The post refers to my “Secret Experimental Event Series” for Big Weekend Calendars and The Austin Events Wall Calendar. You can read more about the event series in this post.
Way back in 2019 I decided to put on a series of promotional events for the wall calendar I make. In all, there were over a dozen events. But there were a lot more ideas that didn’t make the cut.
This post is about those events.
“How Do You Come Up With Your Ideas?”
When people ask me this, I assume they mean “How do you come up with your good ideas?”
Because who cares about how you came up with a horrible idea you never used, right?
I wish I could say that I just wake up day after day with fully-formed great ideas like “hey we should have an event where I get a bag of wigs and people where them” or “hey let’s have an event where people chew some free gum and wear fake moustaches”.
Before I come up with great ideas like that, I have to think up a whole lot of really terrible ideas first.
The problems is that the part of your brain that the ideas come out of doesn’t know what “good” and “bad” are. It just knows ideas. It’s not until they come out of your head that you start judging them.
So you have to just let yourself come up with lots of ideas. And allow it to come up with bad ideas. Because if you get in there and start trying to sort the laundry while it’s still in the washer it’s not going to work.
For the experimental Event Series I spent a few different thinking sessions letting my brain give me lots of ideas. Then I went through afterward and picked out the best ones.
I’m just going to share some of the bad ideas I came up with so that you don’t mistake me for a genius.
I had about 120 ideas that got cut. Here’s some of the more memorable.
The Ideas That Didn’t Make The Cut
Keep in mind that my brain will often only give me a phrase or some words not a full idea, per se. I don’t always understand what it is trying to tell me. But if I feel inspired by a cryptic message I’ll go back to the brain and see if I can get more details.
In most of these cases below I did not do any such followup. You will have to just imagine what my brain meant.
- Make Dirty 6th Dirtier. (Or make another street even dirtier than dirty 6th.)
- Picnic. Big Picnic. Big Blanket.
- Decorate a stranger’s yard for the holidays. Because fewer people live in houses and have no yards.
- Dress up like cowboys and give fake tours to tourists.
- Put Texas on more stuff.
- Take a taco leave a taco boxes.
- Bike jumps.
- Accordion in park.
- Aisle 6 HEB.
- Hot Dog.
- Buried treasure.
- Lasers.
- Mullets.
- Kittens.
- Traffic effigy for burning.
- Get washed/wasted in the park (can’t read my handwriting).
- An event where the theme is “someplace not crowded with free parking” and that’s all it is.

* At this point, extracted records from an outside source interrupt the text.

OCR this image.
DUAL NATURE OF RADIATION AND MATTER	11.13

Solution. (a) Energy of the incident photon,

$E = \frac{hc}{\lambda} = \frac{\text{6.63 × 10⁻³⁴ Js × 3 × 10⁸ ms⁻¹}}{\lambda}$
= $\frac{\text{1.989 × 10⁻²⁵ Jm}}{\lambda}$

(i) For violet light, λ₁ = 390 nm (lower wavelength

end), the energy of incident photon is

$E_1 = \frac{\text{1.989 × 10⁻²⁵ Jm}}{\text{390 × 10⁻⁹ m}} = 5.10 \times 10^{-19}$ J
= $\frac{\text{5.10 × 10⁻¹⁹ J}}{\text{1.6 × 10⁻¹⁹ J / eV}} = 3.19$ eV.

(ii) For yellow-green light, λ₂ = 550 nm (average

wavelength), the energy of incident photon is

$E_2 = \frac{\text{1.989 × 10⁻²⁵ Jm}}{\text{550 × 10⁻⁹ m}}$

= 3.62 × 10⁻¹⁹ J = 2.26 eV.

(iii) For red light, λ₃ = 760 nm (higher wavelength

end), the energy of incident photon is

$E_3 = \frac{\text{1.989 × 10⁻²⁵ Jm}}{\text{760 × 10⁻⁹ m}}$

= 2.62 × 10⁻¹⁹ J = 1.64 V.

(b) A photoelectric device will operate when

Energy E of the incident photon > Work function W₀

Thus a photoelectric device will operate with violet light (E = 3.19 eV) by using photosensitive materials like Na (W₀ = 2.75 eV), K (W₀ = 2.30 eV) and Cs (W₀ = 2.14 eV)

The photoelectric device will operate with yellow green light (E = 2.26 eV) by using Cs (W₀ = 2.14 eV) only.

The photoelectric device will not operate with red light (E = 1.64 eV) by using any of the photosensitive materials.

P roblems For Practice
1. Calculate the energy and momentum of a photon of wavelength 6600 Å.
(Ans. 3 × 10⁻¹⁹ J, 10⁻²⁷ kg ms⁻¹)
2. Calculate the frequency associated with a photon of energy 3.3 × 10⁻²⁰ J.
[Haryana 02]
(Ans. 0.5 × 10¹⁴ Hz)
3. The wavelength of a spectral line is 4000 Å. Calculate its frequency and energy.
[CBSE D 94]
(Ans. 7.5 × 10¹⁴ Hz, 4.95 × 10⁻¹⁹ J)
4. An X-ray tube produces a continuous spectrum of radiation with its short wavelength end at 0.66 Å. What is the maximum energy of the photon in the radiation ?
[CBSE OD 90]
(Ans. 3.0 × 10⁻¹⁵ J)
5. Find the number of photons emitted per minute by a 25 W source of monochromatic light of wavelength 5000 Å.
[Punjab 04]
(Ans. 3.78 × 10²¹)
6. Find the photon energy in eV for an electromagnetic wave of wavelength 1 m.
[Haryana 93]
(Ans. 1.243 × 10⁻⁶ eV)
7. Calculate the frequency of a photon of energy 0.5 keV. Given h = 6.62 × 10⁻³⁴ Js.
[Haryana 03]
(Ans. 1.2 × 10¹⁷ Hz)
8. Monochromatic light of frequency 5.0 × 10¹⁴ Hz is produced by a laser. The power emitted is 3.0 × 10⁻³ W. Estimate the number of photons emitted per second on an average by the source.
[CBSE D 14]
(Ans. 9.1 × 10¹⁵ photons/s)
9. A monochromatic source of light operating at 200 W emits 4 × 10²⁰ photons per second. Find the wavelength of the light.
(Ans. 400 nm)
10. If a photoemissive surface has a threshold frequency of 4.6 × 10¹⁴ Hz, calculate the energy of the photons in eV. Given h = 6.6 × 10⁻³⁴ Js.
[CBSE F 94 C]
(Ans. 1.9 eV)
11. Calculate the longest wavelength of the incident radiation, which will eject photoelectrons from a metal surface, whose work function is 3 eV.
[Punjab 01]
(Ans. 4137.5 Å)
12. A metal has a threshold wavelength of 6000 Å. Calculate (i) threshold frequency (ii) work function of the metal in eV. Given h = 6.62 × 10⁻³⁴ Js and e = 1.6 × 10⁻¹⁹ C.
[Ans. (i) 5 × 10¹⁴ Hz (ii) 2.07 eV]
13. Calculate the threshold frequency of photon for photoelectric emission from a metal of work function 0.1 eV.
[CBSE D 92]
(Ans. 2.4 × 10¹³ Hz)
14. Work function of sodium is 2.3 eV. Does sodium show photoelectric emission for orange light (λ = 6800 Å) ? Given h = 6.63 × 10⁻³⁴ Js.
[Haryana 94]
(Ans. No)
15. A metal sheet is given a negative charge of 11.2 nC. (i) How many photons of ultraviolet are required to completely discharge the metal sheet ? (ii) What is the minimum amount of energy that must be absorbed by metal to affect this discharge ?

- Bring stuff to build an island or a bridge.
- Instead of a car wash, a people wash.
- Trees and Trombones. Tubas and toothpaste.
- Let’s build some condos.
- Cheering the afternoon runners on Lady Bird Lake.
- New moon swim at Barton Springs.
- What’s going to come out of the toaster?
- Phone on one side of lake that calls a phone on the other side of lake.
- World’s smallest ferris wheel.
- Cup of soup.
- Birthday celebration for anyone that had a birthday this year.
- I-35 work day. Where we all just get out there and fix it. (how?) You know, with shovels and stuff.
- Let’s give the honey back to the bees.
- A plant park. Like a dog park, but you bring your plants.
- Drop the marble down the thing. (Does not have to be marble).
- Musical obstacle course.
- Let’s pretend somewhere else is downtown, then it won’t be so hard to park downtown.
What’s important is that I didn’t judge as I was creating these.
I’m 100% sure if I had taken the time to think “oh sh*t, “Cup of soup”, is that a good event?” or “People do not want to eat tacos that were left out for them at some random time in the past” then I’d never had the energy left to get to the good stuff that actually became events.
After making this list I reflected on it, dug in more and eventually came up with the list of events we used in the Experimental Event Series.